VLIW Processing Engines
The PEs in each tile are minimalist VLIW cores, that use a 96 bit instruction word to encode up to 8 operations using a 10 port register file. The emphasis here is on minimalist; the PEs don’t have caches, virtual memory, coherency or any of the other niceties that are found in modern embedded processors, let alone high performance ones. The operations in each word are two single precision FMACs, load, store, network send, network receive, branch and power management. The load and store instructions can access the 2KB data memory, and the instructions are fetched from a 3KB instruction memory. Roughly 74% of the PEs are covered by NMOS sleep transistors, which have a 5.4% area and 4% frequency penalty. The FMAC units use a 9 stage pipeline, with a single stage for accumulation. They have either a 3 or 6 cycle pipelined wake up, which reduces current spikes, but allows execution to initiate after a single cycle.
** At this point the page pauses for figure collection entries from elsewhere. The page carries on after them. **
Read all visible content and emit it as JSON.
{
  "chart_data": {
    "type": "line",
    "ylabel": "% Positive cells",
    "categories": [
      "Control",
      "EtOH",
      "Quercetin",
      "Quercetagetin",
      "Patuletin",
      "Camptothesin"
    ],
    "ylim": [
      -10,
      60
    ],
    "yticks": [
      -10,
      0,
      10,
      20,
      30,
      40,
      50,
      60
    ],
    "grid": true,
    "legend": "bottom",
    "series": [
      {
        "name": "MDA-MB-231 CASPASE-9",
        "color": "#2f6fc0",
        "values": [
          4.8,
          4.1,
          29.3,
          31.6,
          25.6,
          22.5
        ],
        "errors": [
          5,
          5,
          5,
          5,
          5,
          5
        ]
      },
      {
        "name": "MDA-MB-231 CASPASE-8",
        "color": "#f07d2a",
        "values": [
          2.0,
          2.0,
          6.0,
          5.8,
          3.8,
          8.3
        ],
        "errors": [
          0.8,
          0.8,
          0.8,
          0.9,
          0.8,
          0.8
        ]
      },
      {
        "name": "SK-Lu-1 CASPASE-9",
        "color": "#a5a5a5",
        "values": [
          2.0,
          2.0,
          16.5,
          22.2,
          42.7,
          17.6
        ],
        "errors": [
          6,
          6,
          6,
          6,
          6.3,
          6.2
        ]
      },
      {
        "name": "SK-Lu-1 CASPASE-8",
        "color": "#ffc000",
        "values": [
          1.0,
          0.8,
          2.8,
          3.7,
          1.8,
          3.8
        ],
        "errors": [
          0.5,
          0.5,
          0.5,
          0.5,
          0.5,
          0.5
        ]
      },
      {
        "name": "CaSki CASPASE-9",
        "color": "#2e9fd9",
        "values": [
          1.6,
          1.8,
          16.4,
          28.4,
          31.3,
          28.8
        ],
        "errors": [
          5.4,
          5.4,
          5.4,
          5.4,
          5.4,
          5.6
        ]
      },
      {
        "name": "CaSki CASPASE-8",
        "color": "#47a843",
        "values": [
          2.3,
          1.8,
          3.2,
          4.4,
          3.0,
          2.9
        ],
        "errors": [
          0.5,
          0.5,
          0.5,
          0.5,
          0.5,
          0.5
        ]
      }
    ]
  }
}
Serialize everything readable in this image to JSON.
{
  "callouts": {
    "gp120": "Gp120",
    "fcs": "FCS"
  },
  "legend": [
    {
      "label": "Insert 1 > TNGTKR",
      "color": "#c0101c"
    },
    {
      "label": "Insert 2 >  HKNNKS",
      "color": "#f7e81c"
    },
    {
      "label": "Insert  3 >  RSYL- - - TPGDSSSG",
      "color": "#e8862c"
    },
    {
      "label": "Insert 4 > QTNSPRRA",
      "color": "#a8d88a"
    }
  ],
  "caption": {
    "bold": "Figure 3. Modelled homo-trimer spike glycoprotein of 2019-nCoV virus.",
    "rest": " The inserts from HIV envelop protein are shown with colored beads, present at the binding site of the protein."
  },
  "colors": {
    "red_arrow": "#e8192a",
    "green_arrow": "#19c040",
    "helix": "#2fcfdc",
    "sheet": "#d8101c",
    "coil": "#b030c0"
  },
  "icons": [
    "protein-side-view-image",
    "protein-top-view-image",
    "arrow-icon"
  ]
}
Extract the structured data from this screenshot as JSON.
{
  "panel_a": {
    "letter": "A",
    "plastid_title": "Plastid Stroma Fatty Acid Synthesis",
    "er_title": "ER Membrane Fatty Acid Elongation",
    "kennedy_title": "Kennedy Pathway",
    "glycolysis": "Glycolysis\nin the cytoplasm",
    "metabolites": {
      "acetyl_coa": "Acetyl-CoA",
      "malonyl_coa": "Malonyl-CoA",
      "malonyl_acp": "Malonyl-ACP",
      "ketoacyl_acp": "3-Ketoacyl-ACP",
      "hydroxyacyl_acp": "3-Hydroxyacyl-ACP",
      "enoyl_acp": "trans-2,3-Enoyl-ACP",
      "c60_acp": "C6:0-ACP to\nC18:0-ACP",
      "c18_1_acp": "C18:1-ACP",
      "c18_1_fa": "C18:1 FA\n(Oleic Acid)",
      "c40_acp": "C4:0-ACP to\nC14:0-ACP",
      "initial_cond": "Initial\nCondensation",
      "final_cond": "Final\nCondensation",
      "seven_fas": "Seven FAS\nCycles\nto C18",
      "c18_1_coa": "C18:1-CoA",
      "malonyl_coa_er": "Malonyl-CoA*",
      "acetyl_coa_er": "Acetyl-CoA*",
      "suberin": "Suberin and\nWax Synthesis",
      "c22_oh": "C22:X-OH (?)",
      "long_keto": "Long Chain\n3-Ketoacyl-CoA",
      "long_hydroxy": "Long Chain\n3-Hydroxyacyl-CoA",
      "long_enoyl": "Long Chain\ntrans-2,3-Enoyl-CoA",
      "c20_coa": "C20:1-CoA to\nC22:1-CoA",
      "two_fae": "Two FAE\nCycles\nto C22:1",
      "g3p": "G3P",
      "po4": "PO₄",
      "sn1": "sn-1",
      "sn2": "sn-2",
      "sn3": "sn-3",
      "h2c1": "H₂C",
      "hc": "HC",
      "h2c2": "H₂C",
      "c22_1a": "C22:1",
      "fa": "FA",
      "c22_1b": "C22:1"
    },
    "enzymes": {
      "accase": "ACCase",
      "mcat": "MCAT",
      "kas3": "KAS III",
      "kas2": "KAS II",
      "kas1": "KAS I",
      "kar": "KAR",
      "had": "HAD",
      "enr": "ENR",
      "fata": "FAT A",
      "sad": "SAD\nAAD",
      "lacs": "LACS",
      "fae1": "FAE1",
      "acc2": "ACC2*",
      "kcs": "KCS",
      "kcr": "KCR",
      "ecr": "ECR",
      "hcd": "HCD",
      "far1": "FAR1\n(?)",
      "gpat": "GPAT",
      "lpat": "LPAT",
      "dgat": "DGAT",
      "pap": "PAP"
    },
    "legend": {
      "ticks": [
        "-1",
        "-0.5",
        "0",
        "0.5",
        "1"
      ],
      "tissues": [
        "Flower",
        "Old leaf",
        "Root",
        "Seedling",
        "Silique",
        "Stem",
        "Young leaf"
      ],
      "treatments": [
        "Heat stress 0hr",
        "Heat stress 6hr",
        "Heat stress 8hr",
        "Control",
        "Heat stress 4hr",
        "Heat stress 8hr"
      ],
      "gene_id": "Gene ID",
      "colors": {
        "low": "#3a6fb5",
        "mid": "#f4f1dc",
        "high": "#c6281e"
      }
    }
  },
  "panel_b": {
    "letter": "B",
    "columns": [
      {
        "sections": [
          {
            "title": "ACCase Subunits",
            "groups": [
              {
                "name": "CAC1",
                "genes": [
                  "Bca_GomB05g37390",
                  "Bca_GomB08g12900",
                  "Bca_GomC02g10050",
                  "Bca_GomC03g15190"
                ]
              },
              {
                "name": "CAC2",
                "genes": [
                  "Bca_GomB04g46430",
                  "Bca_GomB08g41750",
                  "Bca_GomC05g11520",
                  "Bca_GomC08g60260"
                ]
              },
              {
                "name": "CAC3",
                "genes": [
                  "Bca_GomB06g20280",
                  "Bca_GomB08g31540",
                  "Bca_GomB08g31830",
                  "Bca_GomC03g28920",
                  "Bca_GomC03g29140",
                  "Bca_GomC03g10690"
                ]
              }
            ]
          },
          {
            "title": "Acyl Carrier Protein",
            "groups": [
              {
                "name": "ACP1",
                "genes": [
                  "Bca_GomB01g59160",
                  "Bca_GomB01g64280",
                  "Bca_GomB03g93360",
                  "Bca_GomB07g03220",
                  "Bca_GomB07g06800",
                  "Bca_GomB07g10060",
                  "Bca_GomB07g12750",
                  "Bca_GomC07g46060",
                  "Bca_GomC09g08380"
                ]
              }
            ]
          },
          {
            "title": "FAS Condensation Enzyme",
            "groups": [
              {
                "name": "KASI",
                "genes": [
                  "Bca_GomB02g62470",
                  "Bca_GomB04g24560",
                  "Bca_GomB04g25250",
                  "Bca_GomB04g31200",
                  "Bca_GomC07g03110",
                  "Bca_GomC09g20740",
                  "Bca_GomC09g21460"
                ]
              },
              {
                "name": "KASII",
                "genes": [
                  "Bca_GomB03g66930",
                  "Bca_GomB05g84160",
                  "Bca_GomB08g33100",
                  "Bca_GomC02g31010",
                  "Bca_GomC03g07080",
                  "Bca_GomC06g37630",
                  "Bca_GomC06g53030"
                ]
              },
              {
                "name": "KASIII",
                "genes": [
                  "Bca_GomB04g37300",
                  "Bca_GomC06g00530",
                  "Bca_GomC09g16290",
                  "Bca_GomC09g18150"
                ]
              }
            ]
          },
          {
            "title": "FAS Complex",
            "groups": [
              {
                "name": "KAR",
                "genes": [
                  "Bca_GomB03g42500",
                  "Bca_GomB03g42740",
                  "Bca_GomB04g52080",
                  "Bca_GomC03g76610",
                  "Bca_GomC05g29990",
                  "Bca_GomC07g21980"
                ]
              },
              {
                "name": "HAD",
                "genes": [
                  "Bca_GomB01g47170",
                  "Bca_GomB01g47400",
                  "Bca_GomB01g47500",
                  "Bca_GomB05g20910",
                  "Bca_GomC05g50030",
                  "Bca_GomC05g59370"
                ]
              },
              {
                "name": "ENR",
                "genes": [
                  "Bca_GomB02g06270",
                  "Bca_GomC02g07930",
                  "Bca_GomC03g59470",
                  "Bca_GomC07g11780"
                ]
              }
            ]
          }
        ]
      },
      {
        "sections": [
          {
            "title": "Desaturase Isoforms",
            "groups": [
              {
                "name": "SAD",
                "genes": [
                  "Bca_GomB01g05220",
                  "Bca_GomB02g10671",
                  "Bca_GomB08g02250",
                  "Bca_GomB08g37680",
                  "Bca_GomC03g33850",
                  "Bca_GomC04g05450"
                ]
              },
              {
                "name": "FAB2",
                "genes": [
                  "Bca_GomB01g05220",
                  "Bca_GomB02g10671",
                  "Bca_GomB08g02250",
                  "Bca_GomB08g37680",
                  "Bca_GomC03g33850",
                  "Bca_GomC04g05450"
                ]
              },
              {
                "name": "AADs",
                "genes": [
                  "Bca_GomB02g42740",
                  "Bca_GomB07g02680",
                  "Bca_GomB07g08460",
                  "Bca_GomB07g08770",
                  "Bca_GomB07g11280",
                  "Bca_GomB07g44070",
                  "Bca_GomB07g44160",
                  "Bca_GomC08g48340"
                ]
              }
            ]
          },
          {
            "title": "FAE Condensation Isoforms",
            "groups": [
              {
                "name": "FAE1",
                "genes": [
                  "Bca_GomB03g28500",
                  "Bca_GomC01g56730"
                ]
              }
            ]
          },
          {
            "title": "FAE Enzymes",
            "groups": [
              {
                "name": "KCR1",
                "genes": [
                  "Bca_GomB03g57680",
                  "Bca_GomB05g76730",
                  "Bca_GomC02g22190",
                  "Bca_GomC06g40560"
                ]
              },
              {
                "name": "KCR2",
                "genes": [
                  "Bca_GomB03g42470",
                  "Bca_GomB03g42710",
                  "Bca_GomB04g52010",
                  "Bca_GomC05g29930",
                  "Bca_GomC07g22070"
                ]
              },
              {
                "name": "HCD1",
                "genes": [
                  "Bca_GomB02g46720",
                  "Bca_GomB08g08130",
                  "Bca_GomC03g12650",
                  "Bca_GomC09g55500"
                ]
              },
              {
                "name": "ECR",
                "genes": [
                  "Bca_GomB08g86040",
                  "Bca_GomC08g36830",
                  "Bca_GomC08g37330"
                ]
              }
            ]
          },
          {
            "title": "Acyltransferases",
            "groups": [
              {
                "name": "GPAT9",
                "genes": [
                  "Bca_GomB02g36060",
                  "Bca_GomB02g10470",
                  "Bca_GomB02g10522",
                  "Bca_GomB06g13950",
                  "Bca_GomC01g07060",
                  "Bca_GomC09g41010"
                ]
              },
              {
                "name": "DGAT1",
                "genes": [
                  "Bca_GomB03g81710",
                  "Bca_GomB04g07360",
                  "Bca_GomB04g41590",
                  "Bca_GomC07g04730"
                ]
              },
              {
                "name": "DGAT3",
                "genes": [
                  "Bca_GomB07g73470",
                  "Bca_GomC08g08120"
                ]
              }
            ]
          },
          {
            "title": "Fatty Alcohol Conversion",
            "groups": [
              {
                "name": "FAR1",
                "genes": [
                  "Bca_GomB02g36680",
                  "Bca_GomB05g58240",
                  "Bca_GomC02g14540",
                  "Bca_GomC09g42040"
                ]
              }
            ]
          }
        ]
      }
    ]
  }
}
Figure 3 – Tile Microarchitecture
One future research direction for is 3D integration. The Teraflops group intends to connect to an external SRAM that is packaged below the device. This offers huge benefits in terms of bandwidth and latency, but is limited by power dissipation. Only one chip can be mated to a heatsink, and all others must have relatively little thermal dissipation. Initial 3D integration will probably use internally manufactured SRAMs, however, a natural evolution would be to use DRAMs. DRAMs have the advantage that they offer vastly greater capacity, lower power consumption and lower cost. However, Intel has long since exited that business and would have to work with an external partner.